Kat I think when and if I hear he has been kicked to the curb by his current victim, that is when I can let go…..is this jealousy on my part or seeking validation? But I don’t know how I will find out, I am out of the loop as far as info on him goes, unless he deliver’s the new’s himself and if that is the case I have plan’s for that too………
Everyone,
I was having lunch with friends yesterday and suddenly the P came into the conversation. Some of them know what he has done to me but (very loyally) had obviously not told the others. They were all going to the resort where he works and talking about him as if he was a perfectly nice normal guy.
What shocked me was my reaction. The anger and frustration just overwhelmed me and after a few minutes I couldn’t stand it any longer and left. I could not stand to hear him spoken of in that way. It was so painful to know that he has just ‘got away with it’ and no-one can touch him. Two of my firends came running after me as they had suddenly realised why I was so upset. They were truly sorry and I managed to calm down and carry on with lunch.

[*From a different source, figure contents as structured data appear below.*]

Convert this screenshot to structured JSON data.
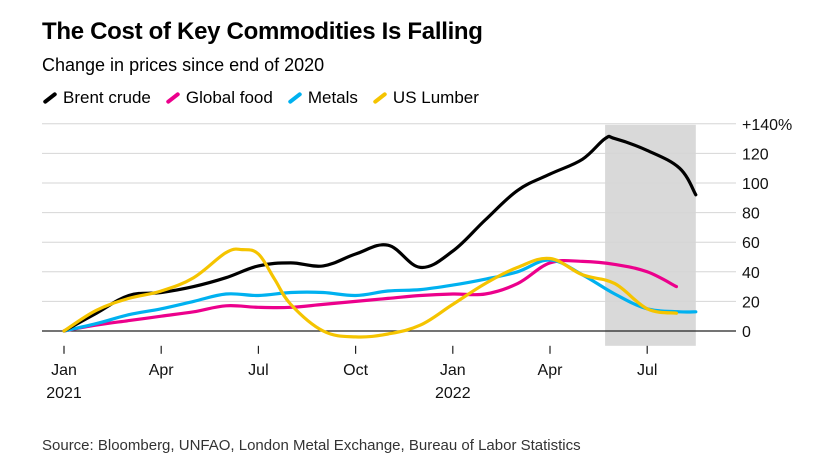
{
  "title": "The Cost of Key Commodities Is Falling",
  "subtitle": "Change in prices since end of 2020",
  "source": "Source: Bloomberg, UNFAO, London Metal Exchange, Bureau of Labor Statistics",
  "colors": {
    "brent": "#000000",
    "food": "#ec008c",
    "metals": "#00b1f0",
    "lumber": "#f5c400",
    "shade": "#d9d9d9",
    "grid": "#d6d6d6"
  },
  "chart_data": {
    "type": "line",
    "title": "The Cost of Key Commodities Is Falling",
    "subtitle": "Change in prices since end of 2020",
    "xlabel": "",
    "ylabel": "",
    "x_unit": "months since end of 2020",
    "xlim": [
      0,
      20.5
    ],
    "ylim": [
      -10,
      140
    ],
    "y_ticks": [
      {
        "value": 140,
        "label": "+140%"
      },
      {
        "value": 120,
        "label": "120"
      },
      {
        "value": 100,
        "label": "100"
      },
      {
        "value": 80,
        "label": "80"
      },
      {
        "value": 60,
        "label": "60"
      },
      {
        "value": 40,
        "label": "40"
      },
      {
        "value": 20,
        "label": "20"
      },
      {
        "value": 0,
        "label": "0"
      }
    ],
    "x_ticks": [
      {
        "value": 0,
        "label": "Jan",
        "year": "2021"
      },
      {
        "value": 3,
        "label": "Apr"
      },
      {
        "value": 6,
        "label": "Jul"
      },
      {
        "value": 9,
        "label": "Oct"
      },
      {
        "value": 12,
        "label": "Jan",
        "year": "2022"
      },
      {
        "value": 15,
        "label": "Apr"
      },
      {
        "value": 18,
        "label": "Jul"
      }
    ],
    "highlight_range": [
      16.7,
      19.5
    ],
    "legend_position": "top-left",
    "series": [
      {
        "name": "Brent crude",
        "color_key": "brent",
        "x": [
          0,
          1,
          2,
          3,
          4,
          5,
          6,
          7,
          8,
          9,
          10,
          11,
          12,
          13,
          14,
          15,
          16,
          16.7,
          17,
          18,
          19,
          19.5
        ],
        "y": [
          0,
          12,
          24,
          26,
          30,
          36,
          44,
          46,
          44,
          52,
          58,
          43,
          54,
          75,
          95,
          106,
          116,
          130,
          130,
          122,
          110,
          92
        ]
      },
      {
        "name": "Global food",
        "color_key": "food",
        "x": [
          0,
          1,
          2,
          3,
          4,
          5,
          6,
          7,
          8,
          9,
          10,
          11,
          12,
          13,
          14,
          15,
          16,
          17,
          18,
          18.9
        ],
        "y": [
          0,
          4,
          7,
          10,
          13,
          17,
          16,
          16,
          18,
          20,
          22,
          24,
          25,
          25,
          32,
          46,
          47,
          45,
          40,
          30
        ]
      },
      {
        "name": "Metals",
        "color_key": "metals",
        "x": [
          0,
          1,
          2,
          3,
          4,
          5,
          6,
          7,
          8,
          9,
          10,
          11,
          12,
          13,
          14,
          15,
          16,
          17,
          18,
          19,
          19.5
        ],
        "y": [
          0,
          5,
          11,
          15,
          20,
          25,
          24,
          26,
          26,
          24,
          27,
          28,
          31,
          35,
          40,
          48,
          38,
          25,
          15,
          13,
          13
        ]
      },
      {
        "name": "US Lumber",
        "color_key": "lumber",
        "x": [
          0,
          1,
          2,
          3,
          4,
          5,
          5.5,
          6,
          6.5,
          7,
          8,
          9,
          10,
          11,
          12,
          13,
          14,
          15,
          16,
          17,
          18,
          18.9
        ],
        "y": [
          0,
          14,
          22,
          27,
          36,
          53,
          55,
          52,
          35,
          18,
          0,
          -4,
          -2,
          4,
          18,
          32,
          43,
          49,
          38,
          32,
          15,
          12
        ]
      }
    ]
  }
}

Until now I thought that I had it under control. I felt so stupid afterwards but I suppose it was what is known as a flashback from PTSD. For those few minutes I was transported back into the nightmare. Today, although I feel a little depressed I’m not feeling too bad.

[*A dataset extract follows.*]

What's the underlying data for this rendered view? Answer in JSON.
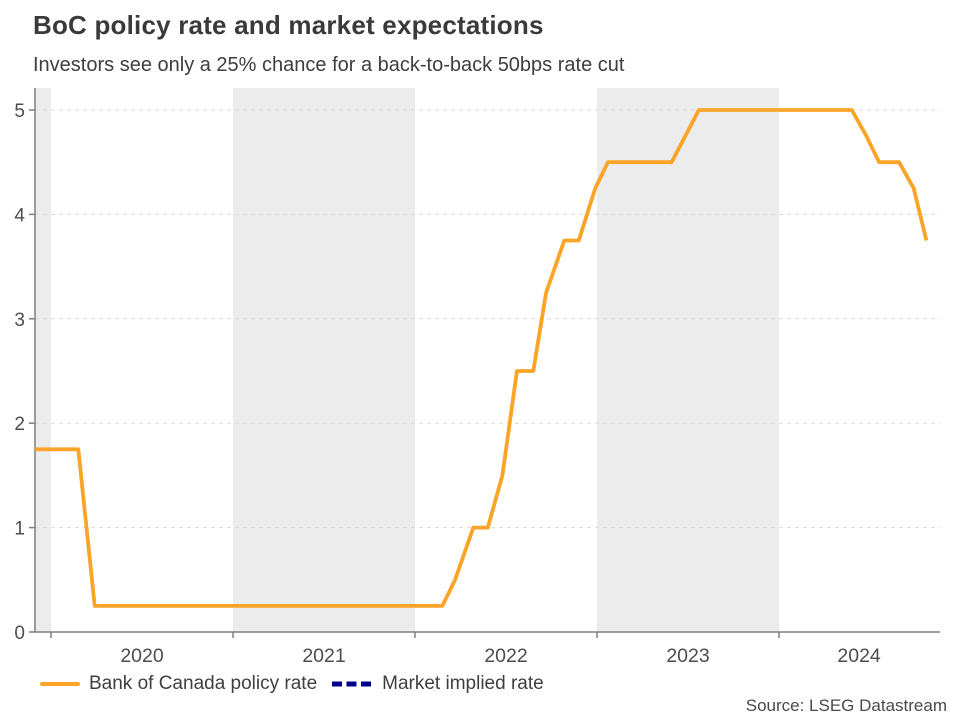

Lostingrief – I am telling you all this as some of you are new to the NC process and recovery. For me it is 2 1/2 years since I walked away but it illustrates how damaging a P relationship is and that recovery does take a long time so go easy on yourself. The big difference with me now as opposed to a year ago is that I can overcome these negative feelings much quicker than before and it won’t ‘paralyse’ me with obsessive thoughts the way it did before.

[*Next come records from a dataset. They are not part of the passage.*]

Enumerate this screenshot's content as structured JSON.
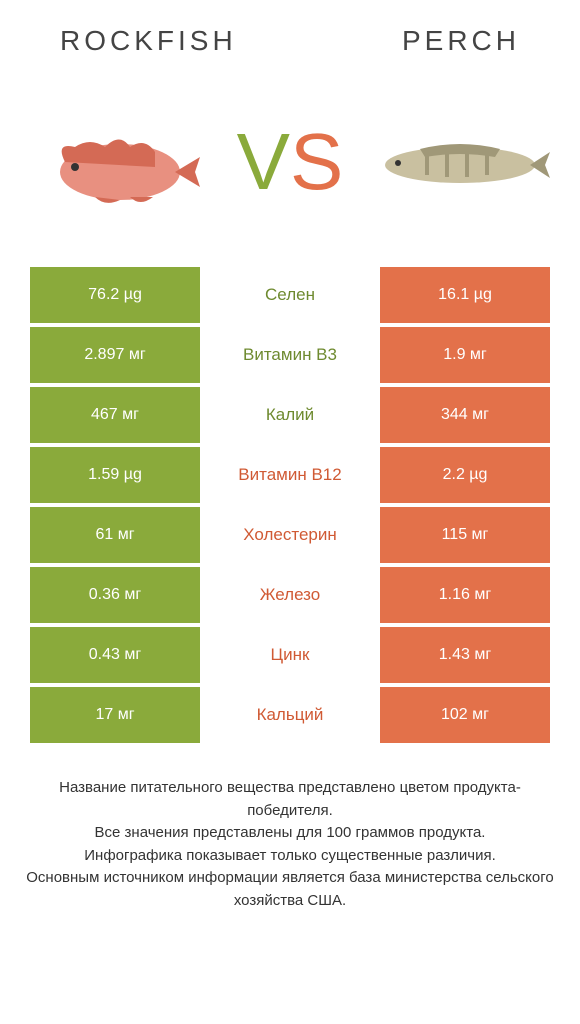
{
  "colors": {
    "green": "#8aaa3b",
    "orange": "#e3714a",
    "mid_green_text": "#6e8a2f",
    "mid_orange_text": "#d05a34",
    "title_text": "#444444",
    "footer_text": "#333333",
    "white": "#ffffff",
    "rockfish_body": "#e89080",
    "rockfish_fin": "#d46a55",
    "perch_body": "#c9c0a0",
    "perch_stripe": "#a09878"
  },
  "header": {
    "left_title": "Rockfish",
    "right_title": "Perch"
  },
  "vs": {
    "v": "V",
    "s": "S"
  },
  "rows": [
    {
      "left": "76.2 µg",
      "label": "Селен",
      "right": "16.1 µg",
      "winner": "left"
    },
    {
      "left": "2.897 мг",
      "label": "Витамин B3",
      "right": "1.9 мг",
      "winner": "left"
    },
    {
      "left": "467 мг",
      "label": "Калий",
      "right": "344 мг",
      "winner": "left"
    },
    {
      "left": "1.59 µg",
      "label": "Витамин B12",
      "right": "2.2 µg",
      "winner": "right"
    },
    {
      "left": "61 мг",
      "label": "Холестерин",
      "right": "115 мг",
      "winner": "right"
    },
    {
      "left": "0.36 мг",
      "label": "Железо",
      "right": "1.16 мг",
      "winner": "right"
    },
    {
      "left": "0.43 мг",
      "label": "Цинк",
      "right": "1.43 мг",
      "winner": "right"
    },
    {
      "left": "17 мг",
      "label": "Кальций",
      "right": "102 мг",
      "winner": "right"
    }
  ],
  "footer": {
    "line1": "Название питательного вещества представлено цветом продукта-победителя.",
    "line2": "Все значения представлены для 100 граммов продукта.",
    "line3": "Инфографика показывает только существенные различия.",
    "line4": "Основным источником информации является база министерства сельского хозяйства США."
  }
}
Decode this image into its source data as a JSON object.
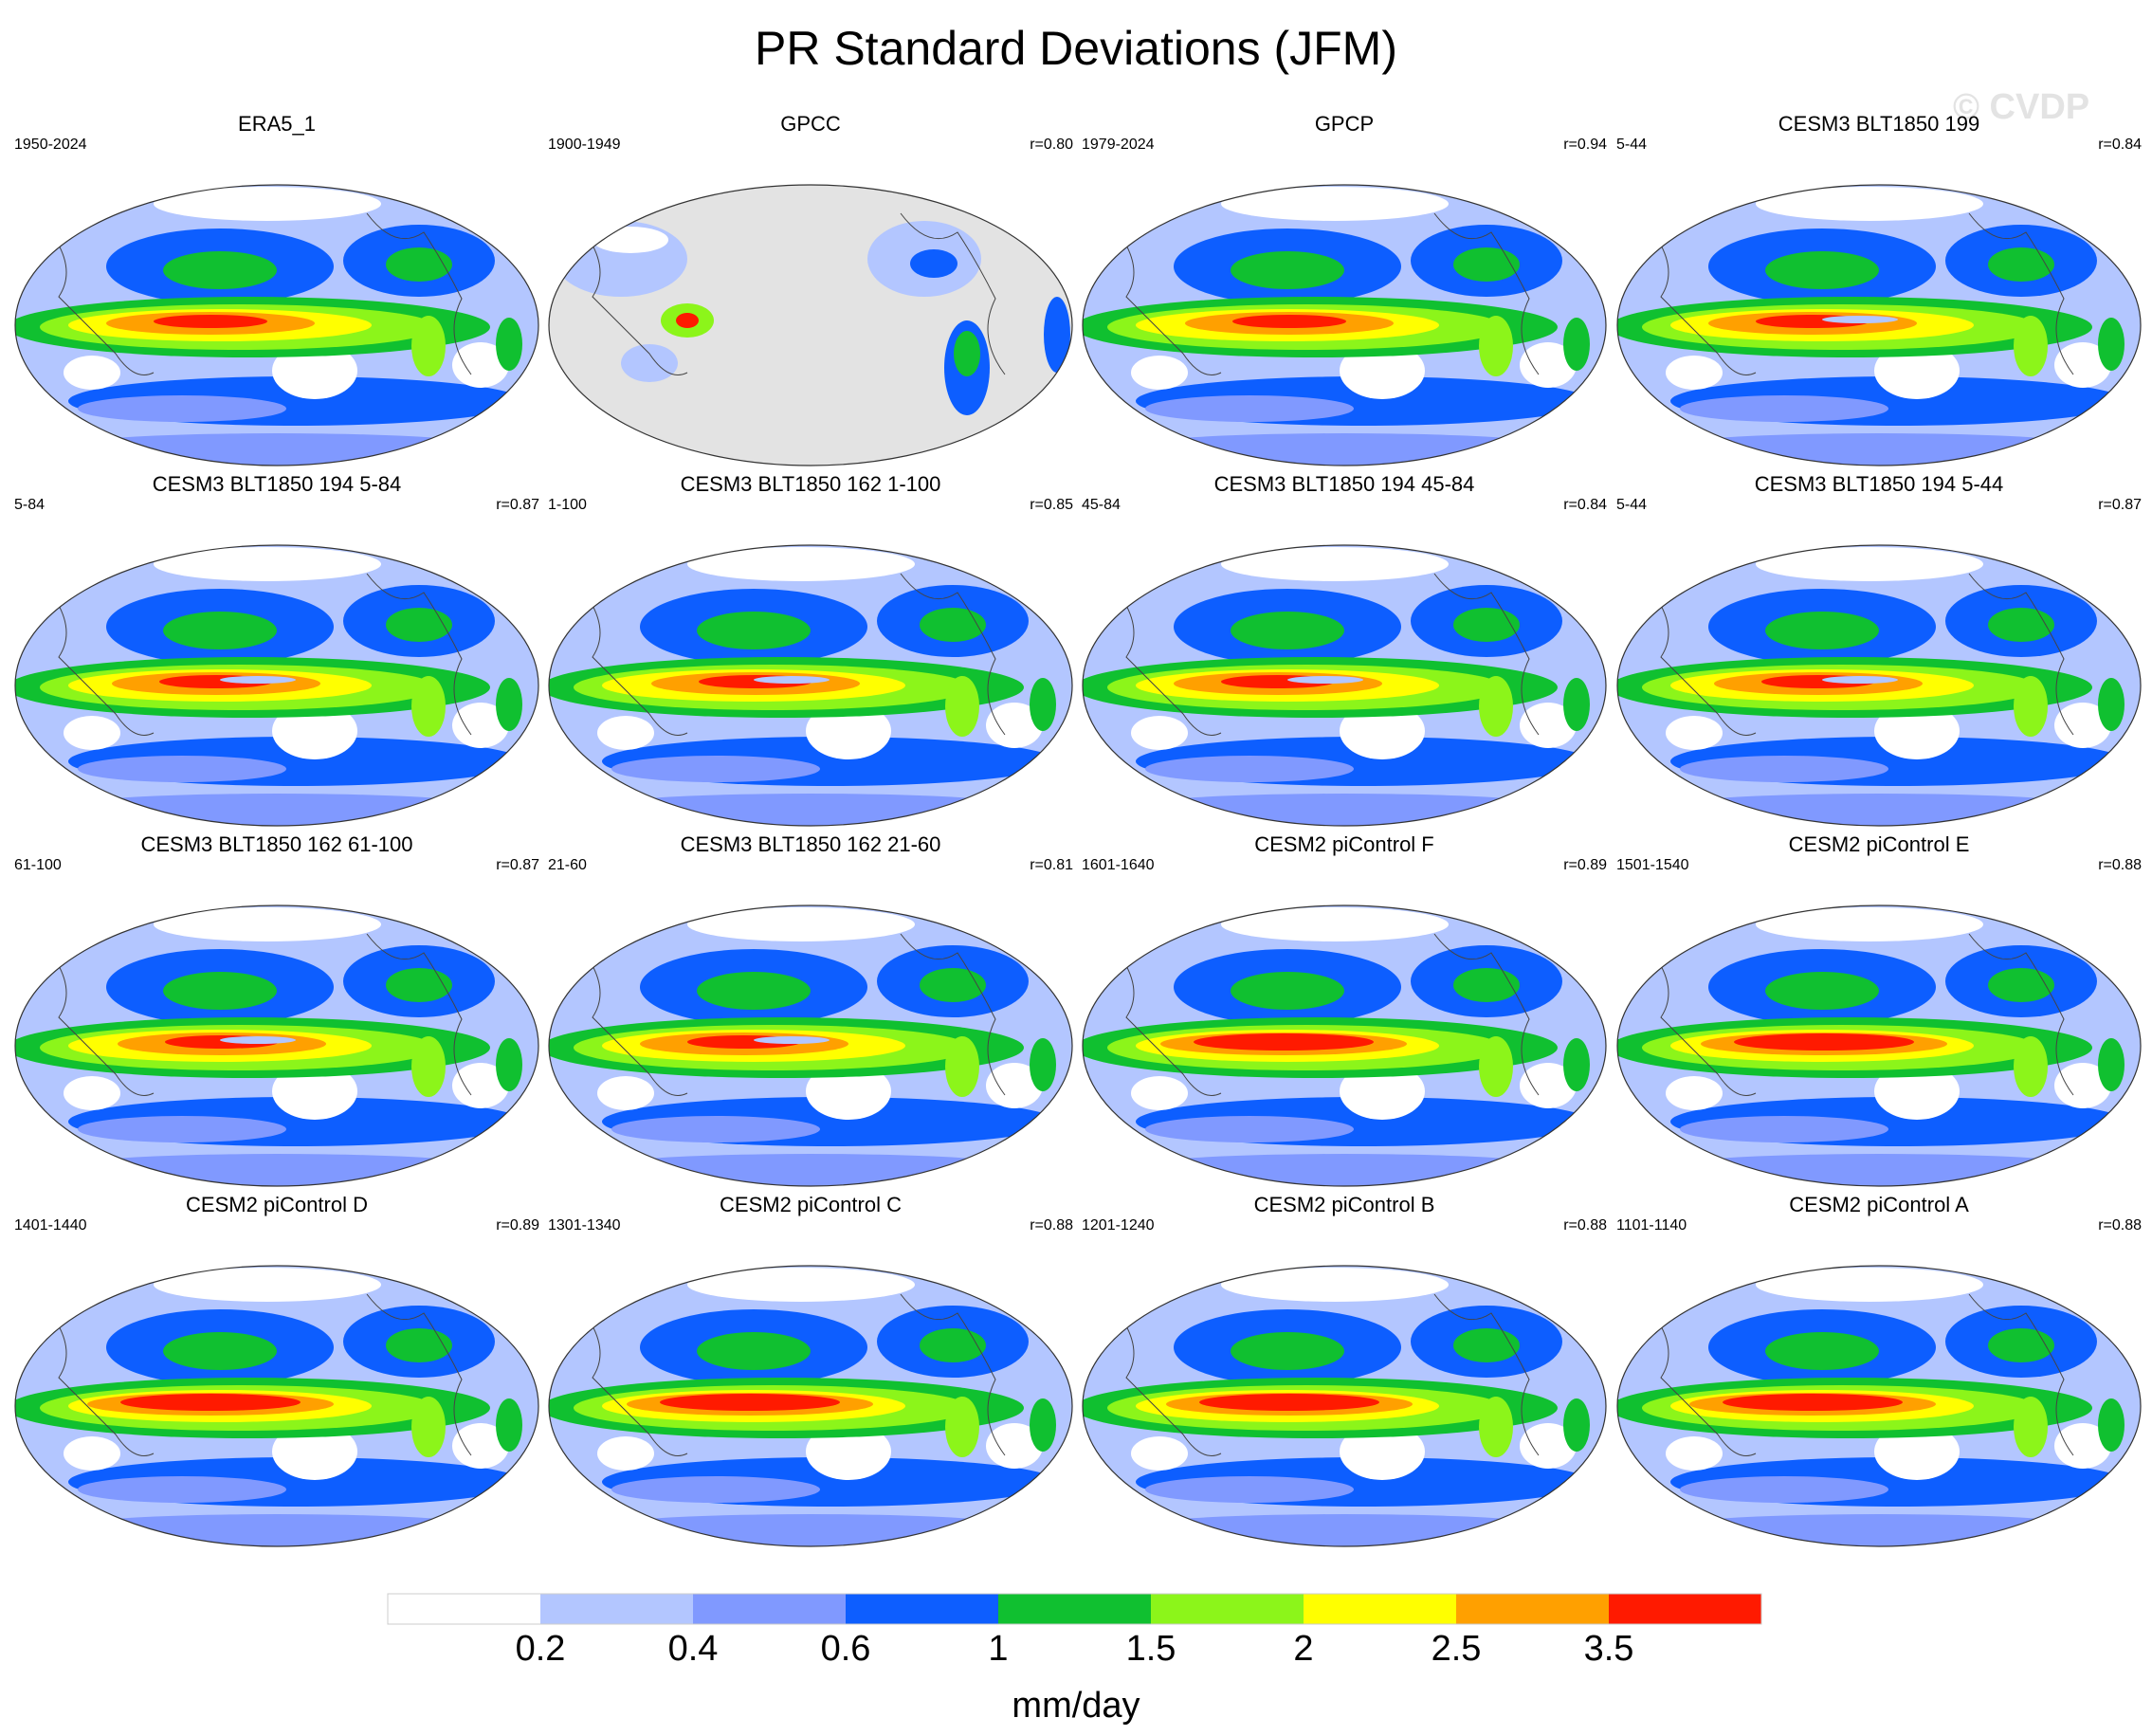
{
  "title": "PR Standard Deviations (JFM)",
  "watermark": "© CVDP",
  "colorbar": {
    "label": "mm/day",
    "ticks": [
      "0.2",
      "0.4",
      "0.6",
      "1",
      "1.5",
      "2",
      "2.5",
      "3.5"
    ],
    "colors": [
      "#ffffff",
      "#b3c6ff",
      "#8099ff",
      "#0d5eff",
      "#10c030",
      "#8cf51a",
      "#ffff00",
      "#ffa000",
      "#ff1a00"
    ]
  },
  "panels": [
    {
      "title": "ERA5_1",
      "years": "1950-2024",
      "r": "",
      "style": "obs"
    },
    {
      "title": "GPCC",
      "years": "1900-1949",
      "r": "r=0.80",
      "style": "land"
    },
    {
      "title": "GPCP",
      "years": "1979-2024",
      "r": "r=0.94",
      "style": "obs"
    },
    {
      "title": "CESM3 BLT1850 199",
      "years": "5-44",
      "r": "r=0.84",
      "style": "model"
    },
    {
      "title": "CESM3 BLT1850 194 5-84",
      "years": "5-84",
      "r": "r=0.87",
      "style": "model"
    },
    {
      "title": "CESM3 BLT1850 162 1-100",
      "years": "1-100",
      "r": "r=0.85",
      "style": "model"
    },
    {
      "title": "CESM3 BLT1850 194 45-84",
      "years": "45-84",
      "r": "r=0.84",
      "style": "model"
    },
    {
      "title": "CESM3 BLT1850 194 5-44",
      "years": "5-44",
      "r": "r=0.87",
      "style": "model"
    },
    {
      "title": "CESM3 BLT1850 162 61-100",
      "years": "61-100",
      "r": "r=0.87",
      "style": "model"
    },
    {
      "title": "CESM3 BLT1850 162 21-60",
      "years": "21-60",
      "r": "r=0.81",
      "style": "model"
    },
    {
      "title": "CESM2 piControl F",
      "years": "1601-1640",
      "r": "r=0.89",
      "style": "cesm2"
    },
    {
      "title": "CESM2 piControl E",
      "years": "1501-1540",
      "r": "r=0.88",
      "style": "cesm2"
    },
    {
      "title": "CESM2 piControl D",
      "years": "1401-1440",
      "r": "r=0.89",
      "style": "cesm2"
    },
    {
      "title": "CESM2 piControl C",
      "years": "1301-1340",
      "r": "r=0.88",
      "style": "cesm2"
    },
    {
      "title": "CESM2 piControl B",
      "years": "1201-1240",
      "r": "r=0.88",
      "style": "cesm2"
    },
    {
      "title": "CESM2 piControl A",
      "years": "1101-1140",
      "r": "r=0.88",
      "style": "cesm2"
    }
  ]
}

Recovery is a very long and bumpy journey but however rough it is far far better than being stuck in a P relationship.
Swallow
swallow sorry you had that experience – but it worries me that even after 2.5 years you still have that reaction. how long were you with him?
Thanks, Swallow…
I know I’ll get through this, but it’s still so astonishing that he would do this when our history goes back 25 years.
Just when ya’ think you know someone …!
Henry,
I was only with him for 11 months and it does worry me that I can still react this way. I’ve come along way in recovery but I think I’ve got stuck somewhere in the anger thing. Some days I can think about it and it bounces off me, other times I am still in so much pain and so angry.
I am considering going to the Uk to try and get some therapy for these issues. Having had such a traumatic childhood, it’s possible that I’ve had PTSD for a very long time, not just from the P experience.
Thanks so much for your concern. It’s very comforting to talk with you all on LF, I can ssy anything and people understand and try to help. How are you doing?
Lostingrief – the biggest shock for all of us is to realise that we simply did not know that person at all although we would have bet money that we knew them best before the mask slipped!!